Friday, September 16, 2011

Fanboys tend to be Haters

Thank you, Airborne Gamer blog.
Weariness of fanboys led met to drop my membership in a certain Second Life Third Party Viewer (TPV) in-world group some time ago. The utility of the group for assistance with problems was inversely proportional to the size of the membership. "That viewer sucks so bad it makes me throw up." "I can't believe the sh*t they put out. No wonder Second Life is dying." "My dog can code better than that."

A few days ago I started being as vehemently nasty about a certain TPV after trying to help a frustrated noob that was talked into using it a few really horrible incidents of my own  -- like not being able to detach anything, particularly viewer-required attachments and a documented inventory loss -- just to see how it felt. "They put in so many bloatfeatures trying to show how clever they are that they forgot that non-basment dwellers use SL, too!" "If its about choice, why do I have to let the viewer do (fill-in-the-blank)?" "So many noobs I meet have been told to use this viewer to learn SL that they get confused and leave."

((sigh))

I didn't like it. I can't be that sort of person, a fanboy. To me, fanboys (or fangirls) are usually haters at heart. Curmudgeonly haters.
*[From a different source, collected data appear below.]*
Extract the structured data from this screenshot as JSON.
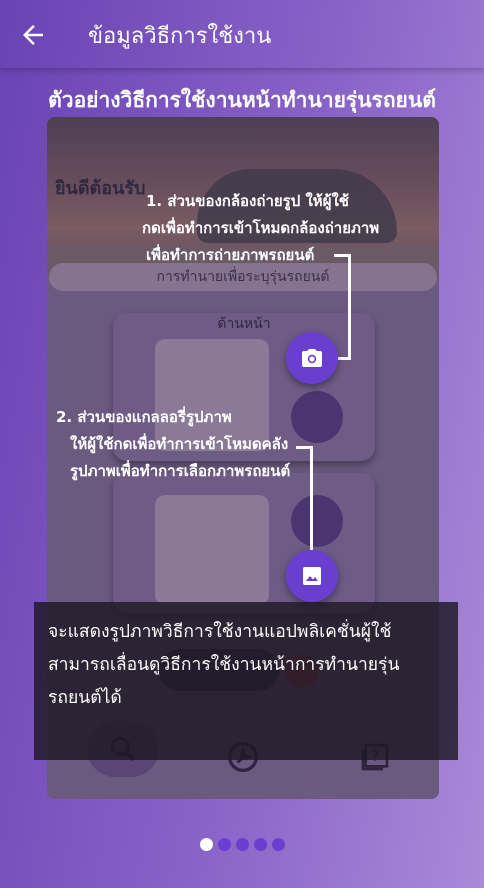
{
  "appbar": {
    "title": "ข้อมูลวิธีการใช้งาน",
    "back_icon": "arrow-back-icon"
  },
  "page_title": "ตัวอย่างวิธีการใช้งานหน้าทำนายรุ่นรถยนต์",
  "phone_screen": {
    "welcome": "ยินดีต้อนรับ",
    "predict_bar": "การทำนายเพื่อระบุรุ่นรถยนต์",
    "card_front_title": "ด้านหน้า",
    "nav_icons": [
      "search-icon",
      "wrench-icon",
      "help-icon"
    ]
  },
  "callouts": {
    "camera": {
      "line1": "1. ส่วนของกล้องถ่ายรูป ให้ผู้ใช้",
      "line2": "กดเพื่อทำการเข้าโหมดกล้องถ่ายภาพ",
      "line3": "เพื่อทำการถ่ายภาพรถยนต์",
      "icon": "camera-icon"
    },
    "gallery": {
      "line1": "2. ส่วนของแกลลอรี่รูปภาพ",
      "line2": "ให้ผู้ใช้กดเพื่อทำการเข้าโหมดคลัง",
      "line3": "รูปภาพเพื่อทำการเลือกภาพรถยนต์",
      "icon": "image-icon"
    }
  },
  "info_text": "จะแสดงรูปภาพวิธีการใช้งานแอปพลิเคชั่นผู้ใช้สามารถเลื่อนดูวิธีการใช้งานหน้าการทำนายรุ่นรถยนต์ได้",
  "pager": {
    "count": 5,
    "active_index": 0
  },
  "colors": {
    "accent": "#6a3fd0",
    "background_start": "#6a43b3",
    "background_end": "#a98ad8",
    "overlay": "#1e1824"
  }
}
If you want to use a viewer other than the Official Viewer, fine. But don't unfairly criticize my choice to disagree. Don't spread vitriol based on your preference over verifiable facts. Most of the arguments I hear are from people that are afraid of change or too set in their ways to change. Sorry, but Change Happens. Deal with it. Adapt or leave. Found your own company or your own world or code your own viewer. Stop whining. Stop hating. You aren't being productive.
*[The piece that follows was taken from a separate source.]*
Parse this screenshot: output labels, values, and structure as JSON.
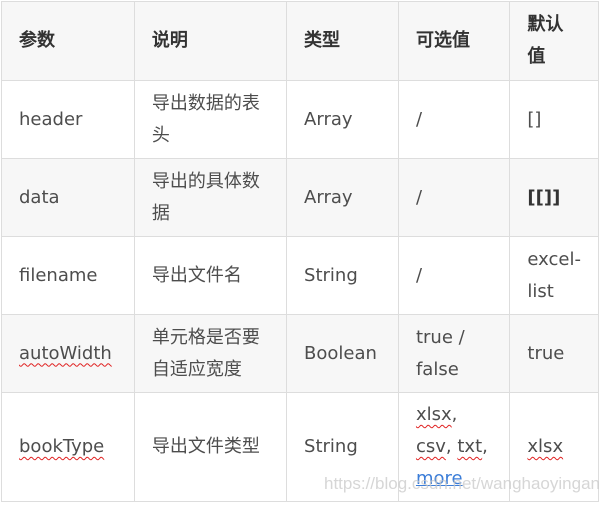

Mat Honan of Gizmodo (a site that I feel features fanboys not journalists, actually), put it rather nicely in a post about the backlash against the Windows 8 OS:
If you're not intrigued by Windows 8 and Metro, if you can't recognize that it's a big leap forward, if you're not excited about what it means for you, personally then you don't really care about technology; you care about brands. You care about platforms. You care about politics. You're a fanboy.
Look, we all lean certain ways. I have my own set of preferences. I tend to vote for Democrats and buy Apple products. But that's because they tend to support my priorities, not vice-versa. If the Democrats suddenly turned their backs on science, or Apple began pushing out products with buggy cluttered interfaces, I'd look elsewhere. I don't really get those who treat brands like sports teams, offering blind allegiance over self-interest. That's just zealotry. God bless that file system; my platform, right or wrong.
After considerable problems with Windows machines I tried an Apple and found it works with far fewer problems. Sure, I've blown more hard drives in Apple products than I have Windows machines, but generally, things are better. I haven't had to reinstall the OS once in 5-something years. The only Death Beachballs (the Apple equivalent of the Microsoft Blue Screen of Death) have occurred when I've done something stupid or various Second Life viewers have killed the system. I'm very happy with my iMac (and iPad and iPod Touch). But I don't consider myself a fangirl (Fact Check: I do have Apple t-shirts in Second Life but not in Real Life). I'm just someone who found something that works for her and found someone else to pony up the bucks to buy it (I love my brother!). I don't hate Windows and, by extension, Windows users.

As fond as I am of the Official Viewer for Second Life, I don't hate the other viewers (one in particular comes close, though) nor their users as others seem to hate me and/or my choice. Their hate makes me tired.